La HAS note par ailleurs que chez les enfants atteints de kératocône et les patients souffrant d’ectasie post-LASIK, la pratique du CXL sans attente de la démonstration du caractère évolutif de la maladie n’a pu être évaluée par manque de données dans la littérature. Cependant, les parties prenantes (AFO-CNP) considèrent importante l’utilisation du CXL dans cette indication, en raison de la forte probabilité de progression rapide de la maladie chez ces patients.

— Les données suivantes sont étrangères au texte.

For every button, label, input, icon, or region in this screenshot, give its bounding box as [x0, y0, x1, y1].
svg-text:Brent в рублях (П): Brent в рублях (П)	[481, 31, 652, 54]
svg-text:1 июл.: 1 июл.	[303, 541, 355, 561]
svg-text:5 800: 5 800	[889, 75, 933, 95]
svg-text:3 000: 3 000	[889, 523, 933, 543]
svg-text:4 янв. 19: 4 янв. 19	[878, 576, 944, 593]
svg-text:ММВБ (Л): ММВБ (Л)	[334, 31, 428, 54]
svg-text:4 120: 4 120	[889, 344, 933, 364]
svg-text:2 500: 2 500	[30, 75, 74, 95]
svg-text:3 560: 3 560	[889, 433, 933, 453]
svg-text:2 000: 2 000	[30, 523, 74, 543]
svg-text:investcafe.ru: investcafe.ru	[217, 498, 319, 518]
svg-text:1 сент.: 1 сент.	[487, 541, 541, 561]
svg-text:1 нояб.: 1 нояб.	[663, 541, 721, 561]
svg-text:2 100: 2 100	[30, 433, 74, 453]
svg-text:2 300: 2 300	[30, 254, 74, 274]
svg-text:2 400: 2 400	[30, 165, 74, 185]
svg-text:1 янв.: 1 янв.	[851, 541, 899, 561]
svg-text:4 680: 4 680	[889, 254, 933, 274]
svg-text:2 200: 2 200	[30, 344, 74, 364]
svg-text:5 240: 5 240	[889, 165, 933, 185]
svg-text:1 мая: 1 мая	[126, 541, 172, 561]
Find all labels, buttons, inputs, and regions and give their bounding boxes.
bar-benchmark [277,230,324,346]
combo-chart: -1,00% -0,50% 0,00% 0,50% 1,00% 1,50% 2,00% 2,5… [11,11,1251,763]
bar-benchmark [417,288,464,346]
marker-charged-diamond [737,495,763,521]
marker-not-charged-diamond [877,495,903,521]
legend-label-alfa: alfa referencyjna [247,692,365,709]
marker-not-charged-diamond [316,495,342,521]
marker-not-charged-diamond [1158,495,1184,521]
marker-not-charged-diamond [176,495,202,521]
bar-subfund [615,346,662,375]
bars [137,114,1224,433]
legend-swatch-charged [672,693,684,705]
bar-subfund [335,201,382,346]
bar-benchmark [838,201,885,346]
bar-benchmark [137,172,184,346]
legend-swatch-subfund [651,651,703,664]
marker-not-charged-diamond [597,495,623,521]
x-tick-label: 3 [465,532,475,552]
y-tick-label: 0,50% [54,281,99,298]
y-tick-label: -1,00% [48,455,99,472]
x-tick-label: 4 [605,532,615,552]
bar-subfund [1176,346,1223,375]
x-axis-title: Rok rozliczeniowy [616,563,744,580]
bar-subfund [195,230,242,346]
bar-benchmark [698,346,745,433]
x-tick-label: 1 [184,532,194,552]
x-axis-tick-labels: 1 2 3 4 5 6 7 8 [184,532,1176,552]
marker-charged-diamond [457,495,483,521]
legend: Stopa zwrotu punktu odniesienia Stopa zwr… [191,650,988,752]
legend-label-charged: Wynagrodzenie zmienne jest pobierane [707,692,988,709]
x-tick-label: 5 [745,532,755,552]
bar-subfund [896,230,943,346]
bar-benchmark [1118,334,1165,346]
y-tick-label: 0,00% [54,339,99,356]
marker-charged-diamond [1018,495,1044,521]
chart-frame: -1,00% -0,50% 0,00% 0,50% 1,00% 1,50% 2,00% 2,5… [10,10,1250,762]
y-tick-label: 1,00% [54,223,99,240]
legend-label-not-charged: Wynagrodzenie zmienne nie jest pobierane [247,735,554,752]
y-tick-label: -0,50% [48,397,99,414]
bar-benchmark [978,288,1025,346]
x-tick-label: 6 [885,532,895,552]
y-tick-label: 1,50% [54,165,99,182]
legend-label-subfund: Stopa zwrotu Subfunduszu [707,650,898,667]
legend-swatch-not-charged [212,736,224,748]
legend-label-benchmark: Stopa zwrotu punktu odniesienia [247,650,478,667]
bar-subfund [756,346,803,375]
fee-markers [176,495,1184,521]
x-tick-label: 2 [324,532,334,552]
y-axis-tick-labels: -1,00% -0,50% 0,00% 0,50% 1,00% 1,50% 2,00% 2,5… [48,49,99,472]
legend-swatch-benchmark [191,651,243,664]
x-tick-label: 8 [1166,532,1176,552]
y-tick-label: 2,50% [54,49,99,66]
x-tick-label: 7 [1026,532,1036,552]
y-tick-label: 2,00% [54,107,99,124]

En conséquence, la HAS estime que le CXL constitue une modalité thérapeutique possible chez ces derniers, sous réserve d’une prise en charge dans un centre spécialisé sur décision prise en concertation entre le patient, la famille et une équipe hautement spécialisées. Elle préconise, de plus, la mise en place d’un registre de suivi des enfants et des ectasies post-LASIK.

La HAS rappelle aux professionnels et au public que le CXL constitue un traitement curatif. Le recours à cette technique à visée préventive, notamment avant l’apparition de toute ectasie, en particulier avant chirurgie LASIK est une mauvaise pratique et constitue une contre-indication.

Ces techniques doivent être réalisées dans un environnement de type conditions de réalisation en bloc opératoire.

Enfin, elle observe que l’efficacité à long terme de ces deux techniques n’est pas suffisamment documentée  en raison du manque d’études prospectives  comparatives avec un suivi à long terme publiées dans la littérature. Elle préconise donc la mise en œuvre d’études de nature à apporter ces informations.